Big news on July 21, 1969
Thinking of the good old days
AS WIRE EDITOR for the Greeley (Colorado) Tribune on July 21, 1969, my job was to shuffle through the paper versions of Associated Press news, select which stories the newspaper should use, and then find the perforated tape coded to mechanically operate the Linotype to cast the stories in lead.
There was no doubt about the top story for that day. Two Americans, Commander Neil Armstrong and Pilot Buzz Aldrin, placed their “lunar landing module” named Eagle on the surface of the moon, lowered a ladder, and set human feet on the Moon.
My job included writing the headlines for the stories I selected. I would pin the perforated tape to the hard copy with a clothes pin. Imagine that. Men had journeyed to and walked on the moon, and newspapers like ours told the story with ticker tape and clothes pins!

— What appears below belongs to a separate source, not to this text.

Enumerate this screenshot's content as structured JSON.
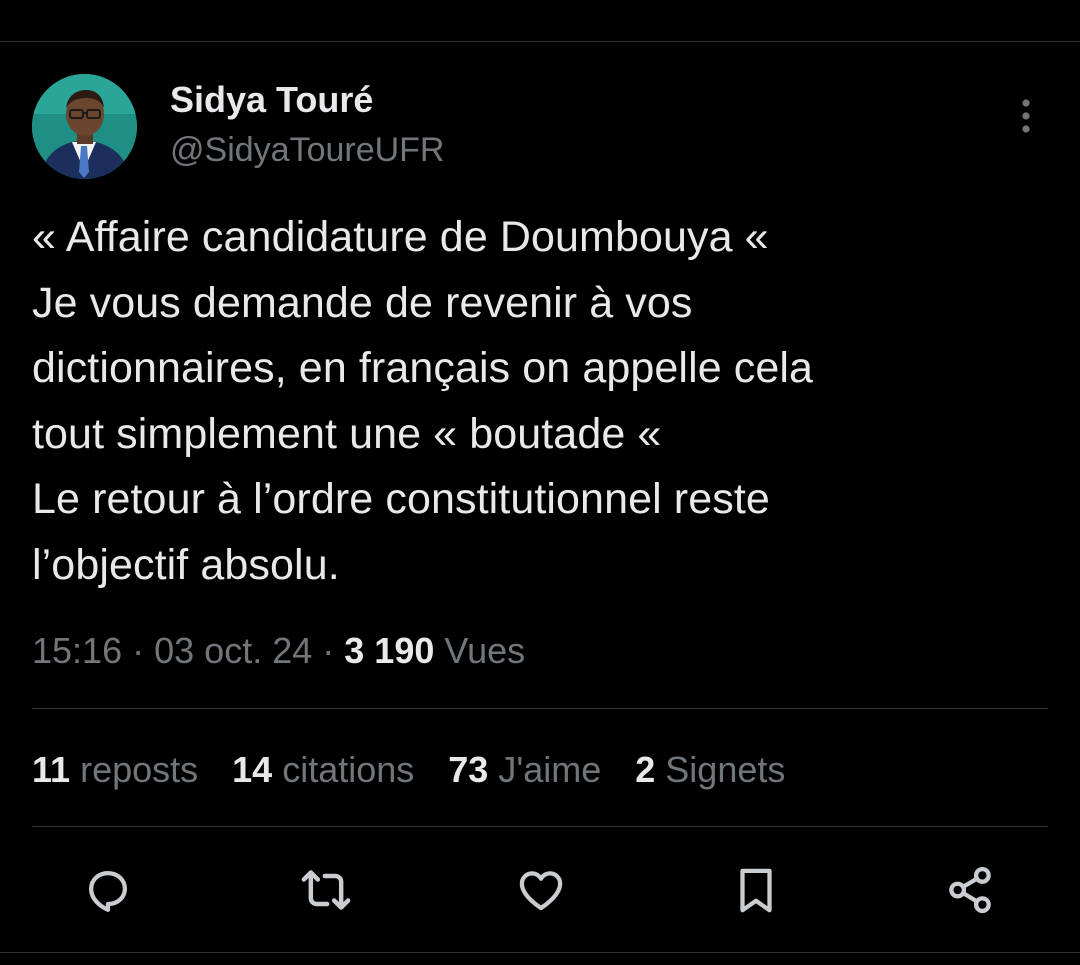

The headline I wrote was special, and obviously I have never forgotten it. It was an 8-column (full-page) doozy. The font was called a “wood” because letters that large were too heavy if cast in lead like the other type used for “letterpress” printing presses. So when a news occasion called for big type, the rarely-used woods were rolled out.
Woods were common in tabloids, but not so in newspapers. Such printed “shouting” was reserved for special circumstances. Many a smug newspaper person of the time thought there were very few times when shouting was appropriate. Tabloids could scream, but respectable newspapers retained their, uh, decorum.
But men on the moon? Absolutely!
Our paper was an afternoon publication, also common in those days. By the time our presses rolled, the lunar module Eagle had lifted back into space, docked with the Command/Service Module, was jettisoned and left in space as Columbia headed home without it. The three men aboard the modules, Armstrong, Aldrin and Michael Collins splashed down to Earth a few days later.